Health n NutritionPeanuts are a Power Food!

Peanuts and peanut butter are protein powerhouses providing over 10% of the U.S. recommended daily intake (RDI) per 1 ounce (28g) serving of peanuts or 2 tablespoons (23g) of peanut butter. In addition to protein, peanuts are packed with important vitamins and minerals, including resveratrol found in the skins. Not only are peanuts a nutritional powerhouse, but confer many health and nutritional benefits.

Peanuts move into the health spotlight

World scientific and consumer interest in peanuts as part of healthy eating patterns continues to grow. Yet not too many years ago, peanuts were on “don’t eat” lists for many people in the developed world. That’s because conventional nutrition advice judged foods one-dimensionally and  this influenced the public to focus mainly on their fat and calorie content. How times change. Over the past two decades, nutrition research has made big strides in understanding the health characteristics of different types of fat, leading to a clearer understanding of the beneficial role of unsaturated fats (the type overwhelming found in peanut products) particularly for heart health.  

For the American peanut industry and its worldwide customers, nutritional investigations and support for health and food services professionals and consumers wanting to learn more about peanuts have been spearheaded by The Peanut Institute and supported by many industry groups.

Claims and Guidelines

The United States approved a qualified health claim as early as 2003 for peanuts based around heart-healthy fats. In 2011, the European Union took this further by approving a health claim for foods such as peanuts, peanut butter made from 100% peanuts and peanut oil reflecting the heart healthy characteristics of the unsaturated fatty acids (predominantly monounsaturated oleic acid as found in olive oil) in these products. APC led the work which resulted in the European health claim for healthy fats found in such foods as peanuts, peanut butter and peanut oil and is able to advise users of US peanuts about communications and labelling implications of health and nutrition claims applying to peanut products.

Nutrient density – a new consensus

A new consensus is forming around the nutrient density of foods. That means seeing the nutritional attractiveness of a food in terms of the types and ratios of fat it contains plus macro and micro-nutrients per serving - rather than just calories. From that perspective, peanuts have clearly moved center stage and into the health spotlight.

The Dietary Guidelines for Americans, 2010 recommend foods like peanuts because they are high protein packages that include healthy fats and nutrients like dietary fiber, potassium, folate, vitamin E, thiamin, and magnesium.   Nutrient dense foods help maintain good nutrition and calorie balance.
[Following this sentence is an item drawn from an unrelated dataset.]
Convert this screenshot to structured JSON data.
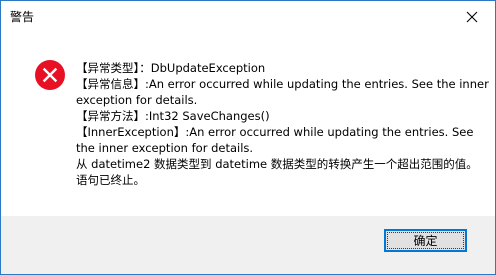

Research shows that frequent peanut eaters do not gain weight when following a healthy diet and replacing less healthy fats and snacks with peanuts.

Peanut-related health evidence mounts up worldwide

It was only about twenty years ago that the landmark study appeared which described the relationship between eating nuts frequently and lower coronary disease risks – The Adventist Health Study. At that time, scientists advocating more nut consumption were the distinct minority.  It wasn’t until 1998 with the publication by Harvard researchers of results from the first Nurses’ Health Study that nutrition professionals and the media began to take notice. This large, ongoing epidemiological study of thousands of American professional women found frequent nut consumption (about five ounces per week) was associated with the lowest heart disease risks. Since then, the build up of evidence relating peanuts to health benefits has accelerated and the focus has moved beyond just healthy fats.   

Following from the groundbreaking work of the 1990s, the main findings emerging from nutrition research focusing on peanuts in recent years have changed our understanding of key factors related to healthy eating and disease risk reduction. These themes include:

satiety or “hunger management”;

healthy weight control and;

cholesterol levels and heart health.   

Rediscovering the role healthy-fat, high protein foods like peanuts can play in Mediterranean and many types of traditional eating patterns increases their attractiveness and versatility to consumers and health professionals alike. 

Since 2001, APC has tracked major outputs of peanut related nutrition research going on around the world and produced the following summaries for health professionals. 

A Global Review of Peanut Health Studies - July 2009

Peanut Research Update 2005-2008 - December 2008

Peanuts - Surprising Healthy July 2003

Nutrition & Food Science - Volume 32, Number 6, 2002

Nutrition & Food Science - Volume 33, Number 2, 2003

The potential role of peanuts in the prevention of obesity

Future directions for peanut and health research 

The spectrum of new and emerging research related to peanuts and health is broadening quickly. It already reaches beyond the well-established interest in healthy fats by investigating bioactive and anti-inflammatory constituents of peanuts for their health protecting qualities.

Scientific interest is rapidly rising in the polyphenols, phytosterols, amino acids and vitamins and minerals present in peanuts.

The application of this research to produce a better understanding of disease risk reduction practical dietary interventions associated with type two diabetes and some cancers, for example, is likely to be the next big chapter in the peanuts and health story.

The American Peanut Council, on behalf of the entire US peanut industry, is an enthusiastic advocate of these future research directions.  

For more information on resveratrol and this exciting nutrititious discovery, click here. Plus, read below for more exciting discoveries on the peanut nutrition!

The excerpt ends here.